Dans une PME de 20 salariés, la direction n’a pas d’accord d’entreprise sur les congés. Elle consulte le CSE et publie le planning : Alice (mère d’un enfant handicapé) obtient ses congés en juillet, Julien (12 ans d’ancienneté) part en août et Sophie, qui a un deuxième emploi, part en septembre pour ne pas interrompre son autre activité. Trois semaines avant le départ de Julien, la direction ne peut pas changer sa date sauf cas exceptionnel (ex. sinistre empêchant le fonctionnement normal de l’activité).
- S’applique si aucune convention ou accord d’entreprise ne prévoit les règles de prise des congés (article L.3141-15).

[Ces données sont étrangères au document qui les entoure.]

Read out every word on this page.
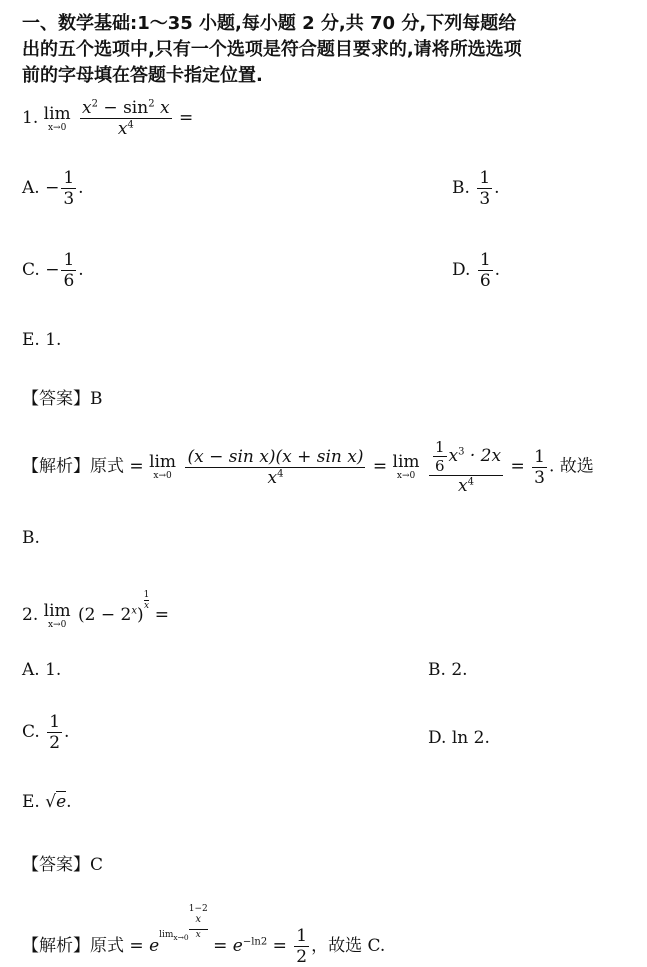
一、数学基础:1～35 小题,每小题 2 分,共 70 分,下列每题给
出的五个选项中,只有一个选项是符合题目要求的,请将所选选项
前的字母填在答题卡指定位置.
1. lim
x→0
$\frac{x^2 - \sin^2 x}{x^4}$ =
A. − $\frac{1}{3}$ .	B. $\frac{1}{3}$ .
C. − $\frac{1}{6}$ .	D. $\frac{1}{6}$ .
E. 1.
【答案】B
【解析】原式 = lim
x→0
$\frac{\text{(x − sin x)(x + sin x)}}{x^4} = \lim$
x→0
$\frac{\frac{1}{6} x^3 \cdot 2x}{x^4} = \frac{1}{3}$ . 故选
B.
2. lim
x→0 $(2 - 2^x)$
$\frac{1}{x}$
=
A. 1.	B. 2.
C. $\frac{1}{2}$ .	D. ln 2.
E. √e.
【答案】C
【解析】原式 = elim$_{x\to 0}$ 1−2
$^x$
x
= $e^{-ln2} = \frac{1}{2}$ ，故选 C.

- L’employeur fixe la période de prise des congés et l’ordre des départs.
- Obligation de consulter le comité social et économique, le cas échéant (avis du CSE).
- Critères à prendre en compte pour l’ordre : situation de famille (y compris possibilités de congé du conjoint ou partenaire pacsé et présence d’enfants ou d’adultes handicapés ou personnes âgées dépendantes), ancienneté chez l’employeur, et activité chez un ou plusieurs autres employeurs.
- Modification des dates/ordre : interdite moins d’un mois avant la date prévue, sauf circonstances exceptionnelles.
- Respect des critères = principe ; un manquement (non consultation du CSE ou non-respect des critères) peut être contesté devant le conseil de prud’hommes.
- La notion de « circonstances exceptionnelles » permet une modification tardive mais doit rester limitée et justifiée au regard de la situation.